- Education: University of Massachusetts Amherst (MFA)
- Occupation: Writer
- Writing career
- Notable awards: Flannery O'Connor Award for Short Fiction (2013)

= Tom Kealey =

American writer

Tom Kealey is an American writer, the author of the story collection Thieves I've Known, winner of the 2012 Flannery O'Connor Award and named as one of NPR's 2013 Great Reads. He is also the author of The Creative Writing MFA Handbook. His stories have appeared in The Rumpus, Best American NonRequired, Glimmer Train, Story Quarterly, and Poets and Writers.
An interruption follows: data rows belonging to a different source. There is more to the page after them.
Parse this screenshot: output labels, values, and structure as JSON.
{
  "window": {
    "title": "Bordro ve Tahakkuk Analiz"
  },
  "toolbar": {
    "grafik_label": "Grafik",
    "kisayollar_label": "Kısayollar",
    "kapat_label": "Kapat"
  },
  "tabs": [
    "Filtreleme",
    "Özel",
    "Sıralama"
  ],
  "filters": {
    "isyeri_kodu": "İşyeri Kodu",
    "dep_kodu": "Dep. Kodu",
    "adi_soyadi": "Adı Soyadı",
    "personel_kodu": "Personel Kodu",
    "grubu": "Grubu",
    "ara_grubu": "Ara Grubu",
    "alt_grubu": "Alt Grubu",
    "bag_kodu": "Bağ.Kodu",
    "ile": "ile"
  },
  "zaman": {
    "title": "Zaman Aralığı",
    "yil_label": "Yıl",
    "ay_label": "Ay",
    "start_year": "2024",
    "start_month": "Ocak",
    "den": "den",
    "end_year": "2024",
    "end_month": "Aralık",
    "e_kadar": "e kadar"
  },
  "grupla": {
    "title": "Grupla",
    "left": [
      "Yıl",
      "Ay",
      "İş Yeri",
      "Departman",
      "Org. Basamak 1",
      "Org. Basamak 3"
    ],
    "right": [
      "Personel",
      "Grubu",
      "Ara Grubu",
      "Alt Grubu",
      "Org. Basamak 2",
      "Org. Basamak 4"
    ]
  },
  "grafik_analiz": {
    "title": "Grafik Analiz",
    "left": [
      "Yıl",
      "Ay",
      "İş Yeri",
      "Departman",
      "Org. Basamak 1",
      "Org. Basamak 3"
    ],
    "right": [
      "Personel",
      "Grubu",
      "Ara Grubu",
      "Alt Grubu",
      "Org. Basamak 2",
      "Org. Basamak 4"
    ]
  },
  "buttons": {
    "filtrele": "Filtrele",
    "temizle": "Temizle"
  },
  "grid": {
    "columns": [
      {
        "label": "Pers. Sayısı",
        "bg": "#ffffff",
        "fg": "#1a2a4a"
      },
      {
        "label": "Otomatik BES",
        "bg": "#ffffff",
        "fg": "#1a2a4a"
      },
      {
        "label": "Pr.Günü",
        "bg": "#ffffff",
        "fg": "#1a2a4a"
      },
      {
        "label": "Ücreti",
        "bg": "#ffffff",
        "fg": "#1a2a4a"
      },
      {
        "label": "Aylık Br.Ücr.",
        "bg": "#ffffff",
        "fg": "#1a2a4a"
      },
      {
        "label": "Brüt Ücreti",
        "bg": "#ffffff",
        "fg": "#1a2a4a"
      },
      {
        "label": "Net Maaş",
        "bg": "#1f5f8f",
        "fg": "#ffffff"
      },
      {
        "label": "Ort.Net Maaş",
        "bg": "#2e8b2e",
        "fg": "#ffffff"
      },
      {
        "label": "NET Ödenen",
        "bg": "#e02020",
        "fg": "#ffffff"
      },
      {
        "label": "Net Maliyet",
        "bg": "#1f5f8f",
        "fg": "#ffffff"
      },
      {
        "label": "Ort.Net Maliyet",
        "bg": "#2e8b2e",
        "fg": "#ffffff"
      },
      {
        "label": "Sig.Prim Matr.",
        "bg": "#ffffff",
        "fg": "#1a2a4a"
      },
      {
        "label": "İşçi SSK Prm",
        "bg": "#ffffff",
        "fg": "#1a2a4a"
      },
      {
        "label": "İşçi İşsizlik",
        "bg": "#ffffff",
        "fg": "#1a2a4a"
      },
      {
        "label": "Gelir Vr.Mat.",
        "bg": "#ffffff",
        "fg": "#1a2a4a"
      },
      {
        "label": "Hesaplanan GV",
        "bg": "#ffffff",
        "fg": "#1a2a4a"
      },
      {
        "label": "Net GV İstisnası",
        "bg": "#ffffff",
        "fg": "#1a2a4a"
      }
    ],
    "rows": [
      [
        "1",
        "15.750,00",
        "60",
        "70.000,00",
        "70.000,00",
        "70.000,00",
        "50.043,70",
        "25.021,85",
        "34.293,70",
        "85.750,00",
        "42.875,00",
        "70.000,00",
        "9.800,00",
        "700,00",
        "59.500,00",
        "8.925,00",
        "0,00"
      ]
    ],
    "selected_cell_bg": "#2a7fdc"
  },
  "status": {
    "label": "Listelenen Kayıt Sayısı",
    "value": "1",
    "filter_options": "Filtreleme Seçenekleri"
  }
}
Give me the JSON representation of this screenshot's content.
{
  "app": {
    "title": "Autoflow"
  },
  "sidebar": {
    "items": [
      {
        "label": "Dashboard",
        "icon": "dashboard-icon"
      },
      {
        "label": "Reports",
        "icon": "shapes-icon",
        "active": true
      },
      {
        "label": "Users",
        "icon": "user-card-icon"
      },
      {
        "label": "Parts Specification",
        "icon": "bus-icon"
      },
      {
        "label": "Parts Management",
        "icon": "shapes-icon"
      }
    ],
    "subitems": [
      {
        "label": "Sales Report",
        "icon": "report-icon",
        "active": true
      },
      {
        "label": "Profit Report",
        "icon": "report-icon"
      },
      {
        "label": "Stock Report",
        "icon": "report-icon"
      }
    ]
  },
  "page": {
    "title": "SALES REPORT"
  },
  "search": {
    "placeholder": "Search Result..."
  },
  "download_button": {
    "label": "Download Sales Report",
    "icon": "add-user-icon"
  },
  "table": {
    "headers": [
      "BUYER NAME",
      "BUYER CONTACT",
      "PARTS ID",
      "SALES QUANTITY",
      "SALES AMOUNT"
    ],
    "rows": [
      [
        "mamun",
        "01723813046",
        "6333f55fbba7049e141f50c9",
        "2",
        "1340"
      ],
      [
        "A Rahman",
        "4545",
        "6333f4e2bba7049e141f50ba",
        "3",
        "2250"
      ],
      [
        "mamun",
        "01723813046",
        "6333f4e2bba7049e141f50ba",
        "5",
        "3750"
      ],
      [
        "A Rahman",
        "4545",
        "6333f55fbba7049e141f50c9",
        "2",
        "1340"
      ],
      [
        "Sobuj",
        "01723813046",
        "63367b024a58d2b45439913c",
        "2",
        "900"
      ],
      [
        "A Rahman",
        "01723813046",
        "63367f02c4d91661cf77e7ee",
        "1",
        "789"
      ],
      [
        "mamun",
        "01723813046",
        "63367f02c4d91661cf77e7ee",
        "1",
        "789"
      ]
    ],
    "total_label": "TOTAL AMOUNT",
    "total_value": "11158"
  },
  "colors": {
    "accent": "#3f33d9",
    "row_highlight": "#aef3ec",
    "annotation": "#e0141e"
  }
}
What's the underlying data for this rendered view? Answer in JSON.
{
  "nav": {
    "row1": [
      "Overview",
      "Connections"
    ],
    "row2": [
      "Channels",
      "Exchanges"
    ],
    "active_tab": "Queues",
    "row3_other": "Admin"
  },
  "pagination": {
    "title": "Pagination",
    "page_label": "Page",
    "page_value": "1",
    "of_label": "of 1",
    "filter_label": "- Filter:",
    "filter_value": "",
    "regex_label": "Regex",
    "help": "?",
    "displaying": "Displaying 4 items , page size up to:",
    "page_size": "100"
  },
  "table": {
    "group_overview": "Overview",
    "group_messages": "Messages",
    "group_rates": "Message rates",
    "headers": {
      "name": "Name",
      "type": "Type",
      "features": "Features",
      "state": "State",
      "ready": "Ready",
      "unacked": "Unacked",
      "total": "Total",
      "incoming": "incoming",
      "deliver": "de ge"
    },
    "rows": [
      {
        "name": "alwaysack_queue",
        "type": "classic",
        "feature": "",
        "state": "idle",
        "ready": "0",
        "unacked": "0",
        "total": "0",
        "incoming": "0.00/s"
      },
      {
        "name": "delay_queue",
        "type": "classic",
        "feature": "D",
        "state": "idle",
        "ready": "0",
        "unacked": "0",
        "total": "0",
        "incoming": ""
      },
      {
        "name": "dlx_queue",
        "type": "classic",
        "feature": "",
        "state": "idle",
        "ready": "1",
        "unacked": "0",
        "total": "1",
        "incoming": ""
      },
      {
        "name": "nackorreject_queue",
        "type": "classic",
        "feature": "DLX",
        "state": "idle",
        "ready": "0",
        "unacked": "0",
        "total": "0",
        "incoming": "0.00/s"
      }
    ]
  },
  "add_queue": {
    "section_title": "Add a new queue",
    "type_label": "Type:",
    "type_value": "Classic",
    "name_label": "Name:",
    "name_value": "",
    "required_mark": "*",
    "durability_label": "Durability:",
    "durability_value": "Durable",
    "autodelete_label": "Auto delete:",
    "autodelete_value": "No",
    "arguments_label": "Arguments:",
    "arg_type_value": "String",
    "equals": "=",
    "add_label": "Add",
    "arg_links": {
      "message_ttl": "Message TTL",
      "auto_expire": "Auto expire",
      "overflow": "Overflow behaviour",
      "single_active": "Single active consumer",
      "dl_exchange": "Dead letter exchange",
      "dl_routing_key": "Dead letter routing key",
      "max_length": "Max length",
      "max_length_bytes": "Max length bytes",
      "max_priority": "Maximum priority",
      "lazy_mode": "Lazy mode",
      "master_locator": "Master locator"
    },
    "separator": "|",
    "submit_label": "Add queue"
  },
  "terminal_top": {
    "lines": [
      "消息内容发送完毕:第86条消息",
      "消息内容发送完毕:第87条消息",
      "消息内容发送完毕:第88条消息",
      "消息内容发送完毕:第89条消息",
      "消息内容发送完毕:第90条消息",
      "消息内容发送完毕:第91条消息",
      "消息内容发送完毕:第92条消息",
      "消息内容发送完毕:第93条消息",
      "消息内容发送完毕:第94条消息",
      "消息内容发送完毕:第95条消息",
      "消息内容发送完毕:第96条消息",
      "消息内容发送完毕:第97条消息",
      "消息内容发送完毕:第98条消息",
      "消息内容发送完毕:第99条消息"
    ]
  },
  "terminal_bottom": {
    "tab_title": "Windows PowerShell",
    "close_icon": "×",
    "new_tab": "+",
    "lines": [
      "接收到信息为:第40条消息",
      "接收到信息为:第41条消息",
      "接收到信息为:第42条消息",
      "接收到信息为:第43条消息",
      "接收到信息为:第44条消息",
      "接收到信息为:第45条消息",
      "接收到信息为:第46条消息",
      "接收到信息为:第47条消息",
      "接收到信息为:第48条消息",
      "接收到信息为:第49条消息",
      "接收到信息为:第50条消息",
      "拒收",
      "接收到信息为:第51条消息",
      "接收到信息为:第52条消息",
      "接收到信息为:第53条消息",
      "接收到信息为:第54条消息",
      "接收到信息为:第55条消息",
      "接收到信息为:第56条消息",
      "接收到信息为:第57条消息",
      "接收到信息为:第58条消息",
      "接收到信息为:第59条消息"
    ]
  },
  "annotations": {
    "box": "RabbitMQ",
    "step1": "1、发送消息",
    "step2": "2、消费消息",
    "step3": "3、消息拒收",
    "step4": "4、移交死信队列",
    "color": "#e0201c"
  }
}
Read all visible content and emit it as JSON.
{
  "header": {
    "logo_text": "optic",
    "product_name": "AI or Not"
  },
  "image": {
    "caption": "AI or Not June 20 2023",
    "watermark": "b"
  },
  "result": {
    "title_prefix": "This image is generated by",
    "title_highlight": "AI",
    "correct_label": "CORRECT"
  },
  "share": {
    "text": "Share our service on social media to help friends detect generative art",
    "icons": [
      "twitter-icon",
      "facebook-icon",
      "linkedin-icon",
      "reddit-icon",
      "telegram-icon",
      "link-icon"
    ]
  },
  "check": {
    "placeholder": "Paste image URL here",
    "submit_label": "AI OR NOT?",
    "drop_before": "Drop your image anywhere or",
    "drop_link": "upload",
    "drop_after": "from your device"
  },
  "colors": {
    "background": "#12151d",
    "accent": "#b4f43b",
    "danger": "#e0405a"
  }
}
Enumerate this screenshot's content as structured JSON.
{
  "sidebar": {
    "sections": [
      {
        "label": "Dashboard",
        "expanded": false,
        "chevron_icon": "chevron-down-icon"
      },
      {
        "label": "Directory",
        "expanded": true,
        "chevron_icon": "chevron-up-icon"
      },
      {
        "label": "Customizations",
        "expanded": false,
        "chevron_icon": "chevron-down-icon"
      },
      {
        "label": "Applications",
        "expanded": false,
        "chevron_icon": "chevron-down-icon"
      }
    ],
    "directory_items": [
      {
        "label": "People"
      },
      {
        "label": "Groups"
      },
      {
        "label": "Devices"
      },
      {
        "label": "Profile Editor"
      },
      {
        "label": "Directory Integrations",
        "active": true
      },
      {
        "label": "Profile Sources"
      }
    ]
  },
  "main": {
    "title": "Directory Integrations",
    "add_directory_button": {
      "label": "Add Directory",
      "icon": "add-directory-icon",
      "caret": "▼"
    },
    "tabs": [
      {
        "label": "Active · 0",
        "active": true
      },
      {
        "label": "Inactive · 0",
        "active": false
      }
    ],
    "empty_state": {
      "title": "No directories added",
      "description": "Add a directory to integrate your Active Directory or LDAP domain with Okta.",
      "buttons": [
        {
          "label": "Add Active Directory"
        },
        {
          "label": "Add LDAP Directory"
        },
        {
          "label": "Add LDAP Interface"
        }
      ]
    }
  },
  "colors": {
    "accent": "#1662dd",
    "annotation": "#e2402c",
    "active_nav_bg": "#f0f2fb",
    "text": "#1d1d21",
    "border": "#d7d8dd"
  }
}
Kealey is a Jones Lecturer at Stanford University, where he was a Stegner Fellow from 2001 to 2003. He received his MFA in creative writing from the University of Massachusetts Amherst, where he was awarded the Distinguished Teaching Award in 2001.

==Bibliography==
- Thieves I've Known (2013), a story collection from the University of Georgia Press, 2013
- The Creative Writing MFA Handbook (Continuum Publishing, February 2006).

===Other publications and awards===
- "Arrowhead", online story written with Chris Baty.
- "Nobody" at The Rumpus
- "826 Valencia Days"
- Coyotes (manuscript) won the 2005 Joseph Henry Jackson Award from the San Francisco Foundation.